モーツァルトの時代にはソナタ形式に代表される和声音楽が全盛だったが、バッハ以前に遡ると、複数の旋律を同時進行させる対位法音楽が主流だった。モーツァルトは、和声音楽にこの対位法を取り込もうとずっと腐心していた。3大交響曲の最後を飾る『ジュピター』の終楽章は特に有名だが、他にもK387の弦楽四重奏曲や後期の2曲のピアノソナタなどさまざまなところで和声と対位法の融合を試みている。だが、それらの作品には実験的な試みとしての特殊さが残っている。また、それが魅力でもあったのだ。
しかし『プラハ』では、対位法は和声の中にすっかり溶け込んでいる。複数のメロディーがそれぞれ自らの主張を奏でたかと思えば、たちまち一体化し絶妙なハーモニーを響かせる。そうした対位法と和声の融合により新たな音楽的な構造が生み出され、命を吹き込まれて自律的に動き出す。『プラハ』ではその様子が手に取るように伝わってくる。
さらに、短調と長調が複雑に絡み合い、曲全体が襞のある感情表現に覆われているのも『プラハ』の大きな特徴だ。長調は明るく短調は暗いというような単純な世界はもはや通用しない。明るい中にも陰りがあり、深刻さのなかにも歓びはある。しかも、常にこうした微妙で深い心理を追求しているにもかかわらず、けっして難解ではない。表現は極めて的確で説得力がある。

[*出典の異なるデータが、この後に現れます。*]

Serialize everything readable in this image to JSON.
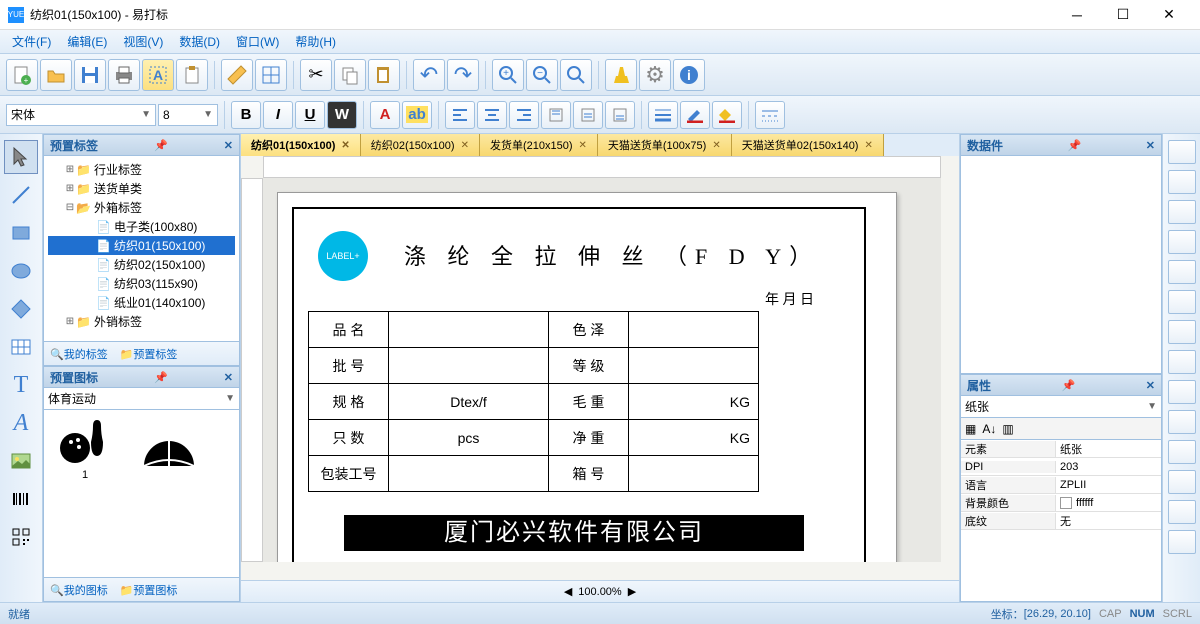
{
  "window": {
    "title": "纺织01(150x100) - 易打标",
    "app_icon": "YUE"
  },
  "menu": {
    "file": "文件(F)",
    "edit": "编辑(E)",
    "view": "视图(V)",
    "data": "数据(D)",
    "window": "窗口(W)",
    "help": "帮助(H)"
  },
  "format": {
    "font_family": "宋体",
    "font_size": "8"
  },
  "panels": {
    "preset_labels": "预置标签",
    "preset_icons": "预置图标",
    "icon_category": "体育运动",
    "data_pieces": "数据件",
    "properties": "属性",
    "my_labels": "我的标签",
    "preset_labels_link": "预置标签",
    "my_icons": "我的图标",
    "preset_icons_link": "预置图标"
  },
  "tree": {
    "n0": "行业标签",
    "n1": "送货单类",
    "n2": "外箱标签",
    "n2a": "电子类(100x80)",
    "n2b": "纺织01(150x100)",
    "n2c": "纺织02(150x100)",
    "n2d": "纺织03(115x90)",
    "n2e": "纸业01(140x100)",
    "n3": "外销标签"
  },
  "icon_caption_1": "1",
  "tabs": [
    {
      "label": "纺织01(150x100)"
    },
    {
      "label": "纺织02(150x100)"
    },
    {
      "label": "发货单(210x150)"
    },
    {
      "label": "天猫送货单(100x75)"
    },
    {
      "label": "天猫送货单02(150x140)"
    }
  ],
  "label": {
    "logo": "LABEL+",
    "title": "涤 纶 全 拉 伸 丝  （F D Y）",
    "date": "年    月    日",
    "r1a": "品 名",
    "r1b": "色 泽",
    "r2a": "批 号",
    "r2b": "等 级",
    "r3a": "规 格",
    "r3av": "Dtex/f",
    "r3b": "毛 重",
    "r3bv": "KG",
    "r4a": "只 数",
    "r4av": "pcs",
    "r4b": "净 重",
    "r4bv": "KG",
    "r5a": "包装工号",
    "r5b": "箱 号",
    "footer": "厦门必兴软件有限公司"
  },
  "zoom": "100.00%",
  "props": {
    "selector": "纸张",
    "element_k": "元素",
    "element_v": "纸张",
    "dpi_k": "DPI",
    "dpi_v": "203",
    "lang_k": "语言",
    "lang_v": "ZPLII",
    "bg_k": "背景颜色",
    "bg_v": "ffffff",
    "tex_k": "底纹",
    "tex_v": "无"
  },
  "status": {
    "ready": "就绪",
    "coord_label": "坐标：",
    "coord_value": "[26.29, 20.10]",
    "cap": "CAP",
    "num": "NUM",
    "scrl": "SCRL"
  }
}
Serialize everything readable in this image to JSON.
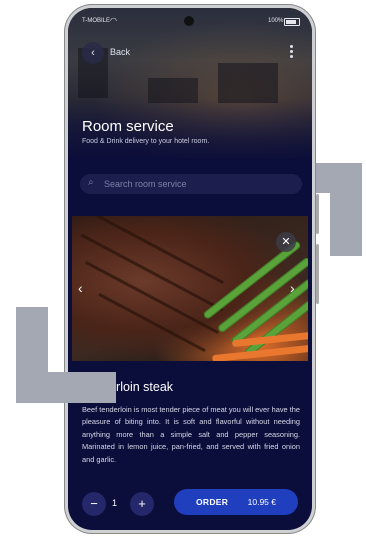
{
  "status_bar": {
    "carrier": "T-MOBILE",
    "battery": "100%"
  },
  "header": {
    "back_label": "Back",
    "title": "Room service",
    "subtitle": "Food & Drink delivery to your hotel room."
  },
  "search": {
    "placeholder": "Search room service"
  },
  "dish": {
    "title": "Tenderloin steak",
    "description": "Beef tenderloin is most tender piece of meat you will ever have the pleasure of biting into. It is soft and flavorful without needing anything more than a simple salt and pepper seasoning. Marinated in lemon juice, pan-fried, and served with fried onion and garlic."
  },
  "order": {
    "quantity": "1",
    "button_label": "ORDER",
    "price": "10.95 €"
  },
  "icons": {
    "back": "chevron-left-icon",
    "more": "more-vertical-icon",
    "search": "search-icon",
    "close": "close-icon",
    "prev": "chevron-left-icon",
    "next": "chevron-right-icon"
  },
  "colors": {
    "background": "#0b0d3a",
    "accent": "#1f3fbf",
    "bracket": "#a3a8b3"
  }
}
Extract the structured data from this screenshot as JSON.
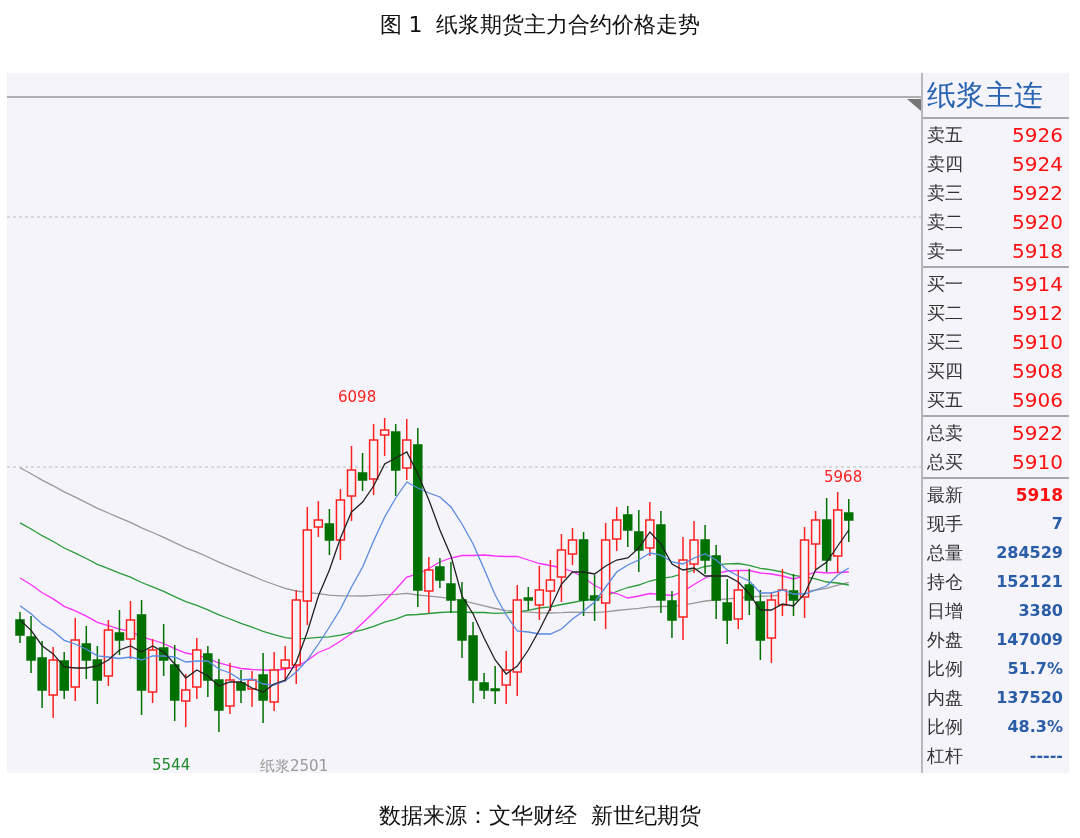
{
  "caption": "图 1  纸浆期货主力合约价格走势",
  "chart": {
    "high_label": "6098",
    "recent_high_label": "5968",
    "low_label": "5544",
    "contract_label": "纸浆2501"
  },
  "quote_panel": {
    "title": "纸浆主连",
    "sections": [
      {
        "rows": [
          {
            "label": "卖五",
            "value": "5926",
            "kind": "price"
          },
          {
            "label": "卖四",
            "value": "5924",
            "kind": "price"
          },
          {
            "label": "卖三",
            "value": "5922",
            "kind": "price"
          },
          {
            "label": "卖二",
            "value": "5920",
            "kind": "price"
          },
          {
            "label": "卖一",
            "value": "5918",
            "kind": "price"
          }
        ]
      },
      {
        "rows": [
          {
            "label": "买一",
            "value": "5914",
            "kind": "price"
          },
          {
            "label": "买二",
            "value": "5912",
            "kind": "price"
          },
          {
            "label": "买三",
            "value": "5910",
            "kind": "price"
          },
          {
            "label": "买四",
            "value": "5908",
            "kind": "price"
          },
          {
            "label": "买五",
            "value": "5906",
            "kind": "price"
          }
        ]
      },
      {
        "rows": [
          {
            "label": "总卖",
            "value": "5922",
            "kind": "price"
          },
          {
            "label": "总买",
            "value": "5910",
            "kind": "price"
          }
        ]
      },
      {
        "rows": [
          {
            "label": "最新",
            "value": "5918",
            "kind": "latest"
          },
          {
            "label": "现手",
            "value": "7",
            "kind": "stat"
          },
          {
            "label": "总量",
            "value": "284529",
            "kind": "stat"
          },
          {
            "label": "持仓",
            "value": "152121",
            "kind": "stat"
          },
          {
            "label": "日增",
            "value": "3380",
            "kind": "stat"
          },
          {
            "label": "外盘",
            "value": "147009",
            "kind": "stat"
          },
          {
            "label": "比例",
            "value": "51.7%",
            "kind": "stat"
          },
          {
            "label": "内盘",
            "value": "137520",
            "kind": "stat"
          },
          {
            "label": "比例",
            "value": "48.3%",
            "kind": "stat"
          },
          {
            "label": "杠杆",
            "value": "-----",
            "kind": "stat"
          }
        ]
      }
    ]
  },
  "source": "数据来源：文华财经  新世纪期货"
}
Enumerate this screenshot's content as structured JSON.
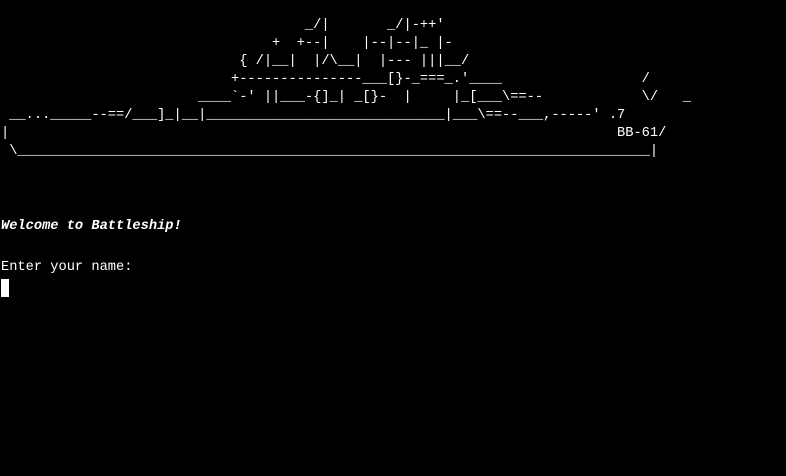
{
  "terminal": {
    "ascii_art": "                                     _/|       _/|-++'\n                                 +  +--|    |--|--|_ |-\n                             { /|__|  |/\\__|  |--- |||__/\n                            +---------------___[}-_===_.'____                 /\n                        ____`-' ||___-{]_| _[}-  |     |_[___\\==--            \\/   _\n __..._____--==/___]_|__|_____________________________|___\\==--___,-----' .7\n|                                                                          BB-61/\n \\_____________________________________________________________________________|",
    "welcome_message": "Welcome to Battleship!",
    "prompt_text": "Enter your name:",
    "colors": {
      "background": "#000000",
      "foreground": "#ffffff"
    }
  }
}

当時、モーツァルトはオペラ『フィガロの結婚』を成功させ、次の『ドン・ジョバンニ』の構想を練っていた時期だ。そもそも『プラハ』という名前は、『フィガロ』のプラハ初演の際に演奏されたことに由来している。ストーリーとセリフがあるオペラでは交響曲に比べて感情表現はより生々しくなり、舞台での掛け合いではさまざまな音楽的な表現がぶつかり絡み合う。オペラはモーツァルトにより高いレベルの音楽を要求し、モーツァルトはそれに応えるために一段と成長する必要があった。
形式的な構造美を追求する交響曲という音楽に、さらにオペラにも優る人間の多様な感情を吹き込むことも、またモーツァルトらしい夢だった。そのために当時のあらゆる音楽技術を注ぎ込んだ傑作、それが『プラハ』なのである。